What is the impact on real estate? While it’s too early to completely quantify, clearly there is reluctance right now to make new investments in office, industrial, and retail. Add to this the realization that the apartment boom may have leveled off, and we have a fairly flat new development market on the horizon. This doesn’t bode well for real estate private equity firms that are focused on development profits or capital gains, but it does mean that income-oriented real estate (publicly traded REITs for example) may exhibit some buying opportunities due to both their tax advantaged nature. The most recent Current Market Commentary from NAREIT shows slight downward trends in apartment, office, and retail vacancy, with all three sectors showing positive rental rate growth (albeit at lower levels than earlier this year). The three-year moving average for renter household formation continues to trend upward, while the owner-occupied household formation is in negative territory (despite recent gains in home sales and housing starts).

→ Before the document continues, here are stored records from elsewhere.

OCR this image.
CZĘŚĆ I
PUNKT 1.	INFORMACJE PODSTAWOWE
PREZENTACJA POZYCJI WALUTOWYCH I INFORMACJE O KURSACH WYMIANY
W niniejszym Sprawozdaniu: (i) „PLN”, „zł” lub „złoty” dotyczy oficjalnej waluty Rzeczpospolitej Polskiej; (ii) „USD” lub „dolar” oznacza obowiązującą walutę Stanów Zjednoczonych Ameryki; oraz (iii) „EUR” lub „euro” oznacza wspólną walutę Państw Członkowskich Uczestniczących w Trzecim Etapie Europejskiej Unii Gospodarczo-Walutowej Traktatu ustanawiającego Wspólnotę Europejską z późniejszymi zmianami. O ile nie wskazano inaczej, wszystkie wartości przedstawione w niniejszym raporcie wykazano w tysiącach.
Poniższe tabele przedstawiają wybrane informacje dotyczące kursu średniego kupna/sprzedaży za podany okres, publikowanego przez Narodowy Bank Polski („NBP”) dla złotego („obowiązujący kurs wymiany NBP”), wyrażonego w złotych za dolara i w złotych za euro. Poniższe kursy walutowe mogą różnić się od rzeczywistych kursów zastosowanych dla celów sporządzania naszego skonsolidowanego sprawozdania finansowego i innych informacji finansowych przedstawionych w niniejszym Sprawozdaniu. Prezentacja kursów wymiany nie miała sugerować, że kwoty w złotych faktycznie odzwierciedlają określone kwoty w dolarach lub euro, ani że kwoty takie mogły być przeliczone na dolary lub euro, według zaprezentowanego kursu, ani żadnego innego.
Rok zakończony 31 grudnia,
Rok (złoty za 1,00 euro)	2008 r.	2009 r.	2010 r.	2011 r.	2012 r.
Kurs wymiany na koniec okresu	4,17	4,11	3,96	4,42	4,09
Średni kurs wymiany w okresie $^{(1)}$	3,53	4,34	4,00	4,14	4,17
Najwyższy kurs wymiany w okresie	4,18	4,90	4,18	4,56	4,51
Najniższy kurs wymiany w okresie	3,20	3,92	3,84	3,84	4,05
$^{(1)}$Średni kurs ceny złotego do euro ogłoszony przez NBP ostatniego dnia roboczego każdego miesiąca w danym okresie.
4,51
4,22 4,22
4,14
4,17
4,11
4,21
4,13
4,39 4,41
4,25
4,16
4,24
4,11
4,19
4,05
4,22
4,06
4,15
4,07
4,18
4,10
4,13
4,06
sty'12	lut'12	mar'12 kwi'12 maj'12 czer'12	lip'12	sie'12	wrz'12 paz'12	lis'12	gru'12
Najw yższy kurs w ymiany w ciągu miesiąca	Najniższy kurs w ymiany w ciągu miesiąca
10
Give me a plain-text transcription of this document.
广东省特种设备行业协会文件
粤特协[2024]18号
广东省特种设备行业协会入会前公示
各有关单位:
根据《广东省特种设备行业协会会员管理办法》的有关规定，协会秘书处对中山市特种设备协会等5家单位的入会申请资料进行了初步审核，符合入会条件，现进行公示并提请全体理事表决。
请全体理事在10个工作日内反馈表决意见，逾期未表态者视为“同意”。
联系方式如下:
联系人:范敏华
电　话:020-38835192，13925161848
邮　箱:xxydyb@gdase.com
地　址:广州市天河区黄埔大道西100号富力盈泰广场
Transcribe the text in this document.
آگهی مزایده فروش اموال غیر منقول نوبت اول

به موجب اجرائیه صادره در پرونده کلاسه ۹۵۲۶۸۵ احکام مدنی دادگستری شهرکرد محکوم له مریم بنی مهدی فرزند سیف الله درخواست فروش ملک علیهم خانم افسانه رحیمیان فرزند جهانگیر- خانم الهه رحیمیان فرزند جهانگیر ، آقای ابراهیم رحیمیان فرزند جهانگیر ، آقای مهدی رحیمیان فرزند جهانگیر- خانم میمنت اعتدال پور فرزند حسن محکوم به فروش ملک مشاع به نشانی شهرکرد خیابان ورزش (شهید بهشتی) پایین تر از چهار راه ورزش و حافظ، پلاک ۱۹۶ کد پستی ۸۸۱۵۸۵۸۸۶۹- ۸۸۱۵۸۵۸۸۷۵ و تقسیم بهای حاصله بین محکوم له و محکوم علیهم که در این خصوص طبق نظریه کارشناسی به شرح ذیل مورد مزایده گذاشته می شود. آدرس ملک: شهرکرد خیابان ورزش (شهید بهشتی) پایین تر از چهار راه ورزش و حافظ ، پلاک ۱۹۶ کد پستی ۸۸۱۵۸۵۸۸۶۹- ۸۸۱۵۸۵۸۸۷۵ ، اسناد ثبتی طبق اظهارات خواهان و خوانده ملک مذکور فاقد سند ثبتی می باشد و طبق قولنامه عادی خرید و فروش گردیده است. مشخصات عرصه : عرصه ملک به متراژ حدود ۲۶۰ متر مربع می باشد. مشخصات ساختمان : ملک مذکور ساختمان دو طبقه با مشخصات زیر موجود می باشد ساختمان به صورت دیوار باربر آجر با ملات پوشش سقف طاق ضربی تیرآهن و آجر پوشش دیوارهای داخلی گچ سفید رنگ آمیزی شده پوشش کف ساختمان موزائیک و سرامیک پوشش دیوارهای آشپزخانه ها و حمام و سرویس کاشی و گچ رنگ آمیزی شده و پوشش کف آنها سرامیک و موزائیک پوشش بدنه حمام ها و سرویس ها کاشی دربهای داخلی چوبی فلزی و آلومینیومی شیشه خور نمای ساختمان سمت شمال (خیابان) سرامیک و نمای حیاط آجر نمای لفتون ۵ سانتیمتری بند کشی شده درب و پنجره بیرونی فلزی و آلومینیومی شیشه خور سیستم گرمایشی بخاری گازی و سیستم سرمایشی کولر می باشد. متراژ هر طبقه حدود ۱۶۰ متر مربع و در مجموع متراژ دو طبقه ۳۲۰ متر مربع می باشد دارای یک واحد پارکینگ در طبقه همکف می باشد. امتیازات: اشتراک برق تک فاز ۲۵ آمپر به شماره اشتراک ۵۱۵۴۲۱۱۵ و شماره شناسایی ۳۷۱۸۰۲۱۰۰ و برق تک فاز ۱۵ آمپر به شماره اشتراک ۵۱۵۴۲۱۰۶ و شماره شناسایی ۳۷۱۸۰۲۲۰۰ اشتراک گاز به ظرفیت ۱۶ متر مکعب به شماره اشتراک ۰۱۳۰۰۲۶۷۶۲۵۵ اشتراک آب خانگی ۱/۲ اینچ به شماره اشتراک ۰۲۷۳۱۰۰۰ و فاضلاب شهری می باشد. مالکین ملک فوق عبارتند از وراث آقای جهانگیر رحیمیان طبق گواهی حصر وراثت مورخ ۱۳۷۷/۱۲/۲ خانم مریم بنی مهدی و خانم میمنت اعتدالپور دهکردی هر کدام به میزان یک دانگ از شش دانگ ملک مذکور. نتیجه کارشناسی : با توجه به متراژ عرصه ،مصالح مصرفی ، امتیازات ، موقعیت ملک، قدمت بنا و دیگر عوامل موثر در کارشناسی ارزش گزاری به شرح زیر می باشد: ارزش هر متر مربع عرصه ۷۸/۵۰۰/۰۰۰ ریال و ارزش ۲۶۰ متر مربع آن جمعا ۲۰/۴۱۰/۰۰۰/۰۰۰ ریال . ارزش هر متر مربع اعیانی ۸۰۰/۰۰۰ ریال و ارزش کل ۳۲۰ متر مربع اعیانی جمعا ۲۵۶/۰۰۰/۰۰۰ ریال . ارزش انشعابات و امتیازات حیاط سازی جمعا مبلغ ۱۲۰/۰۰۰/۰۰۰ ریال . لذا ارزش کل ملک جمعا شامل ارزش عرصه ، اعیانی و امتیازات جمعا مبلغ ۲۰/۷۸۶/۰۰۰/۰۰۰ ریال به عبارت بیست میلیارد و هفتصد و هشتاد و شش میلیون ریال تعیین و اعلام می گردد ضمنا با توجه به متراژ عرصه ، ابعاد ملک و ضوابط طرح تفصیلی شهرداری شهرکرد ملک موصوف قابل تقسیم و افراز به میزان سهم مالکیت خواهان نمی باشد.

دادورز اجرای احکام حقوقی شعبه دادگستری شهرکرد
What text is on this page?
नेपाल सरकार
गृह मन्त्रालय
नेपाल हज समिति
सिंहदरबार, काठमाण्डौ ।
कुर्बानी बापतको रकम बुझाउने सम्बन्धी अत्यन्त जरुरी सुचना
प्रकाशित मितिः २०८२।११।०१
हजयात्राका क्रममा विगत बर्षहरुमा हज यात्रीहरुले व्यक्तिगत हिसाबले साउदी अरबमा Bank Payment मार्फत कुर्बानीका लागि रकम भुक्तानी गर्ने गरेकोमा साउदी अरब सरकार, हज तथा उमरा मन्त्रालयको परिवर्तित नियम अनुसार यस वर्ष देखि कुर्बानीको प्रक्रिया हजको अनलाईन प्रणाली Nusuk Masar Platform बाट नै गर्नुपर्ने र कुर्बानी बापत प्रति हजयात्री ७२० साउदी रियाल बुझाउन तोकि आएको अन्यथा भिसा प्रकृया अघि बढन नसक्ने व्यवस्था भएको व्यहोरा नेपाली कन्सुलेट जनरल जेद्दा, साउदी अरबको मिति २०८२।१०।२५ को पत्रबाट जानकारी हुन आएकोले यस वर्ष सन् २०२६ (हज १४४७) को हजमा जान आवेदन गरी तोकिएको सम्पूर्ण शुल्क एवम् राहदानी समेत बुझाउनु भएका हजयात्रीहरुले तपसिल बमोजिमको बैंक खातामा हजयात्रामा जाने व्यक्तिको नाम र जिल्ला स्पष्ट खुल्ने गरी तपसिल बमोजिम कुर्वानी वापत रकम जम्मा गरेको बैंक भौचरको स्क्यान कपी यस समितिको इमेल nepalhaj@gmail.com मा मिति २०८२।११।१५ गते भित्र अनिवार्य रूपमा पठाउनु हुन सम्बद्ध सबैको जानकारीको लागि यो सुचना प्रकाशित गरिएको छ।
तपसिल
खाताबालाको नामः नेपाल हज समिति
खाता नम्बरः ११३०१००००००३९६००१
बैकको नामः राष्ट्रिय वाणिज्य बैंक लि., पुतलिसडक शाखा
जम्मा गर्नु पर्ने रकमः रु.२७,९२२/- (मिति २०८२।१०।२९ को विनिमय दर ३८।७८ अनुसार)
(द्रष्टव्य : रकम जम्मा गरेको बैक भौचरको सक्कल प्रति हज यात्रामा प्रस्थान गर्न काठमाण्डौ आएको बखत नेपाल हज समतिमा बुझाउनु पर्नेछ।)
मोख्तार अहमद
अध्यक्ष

Notwithstanding the dangers of the fiscal cliff, changes in non-farm payrolls have been strong and positive every month since mid-2010, and even though unemployment is higher than anyone wants to see it, the trend has been solidly downward since the peak of late 2009. As such, the fiscal cliff is the most significant economic problem on the horizon today. Fix it, and we continue on the track to full recovery. Let us drive off the cliff, and…. well, that’s a pretty good mental picture, eh?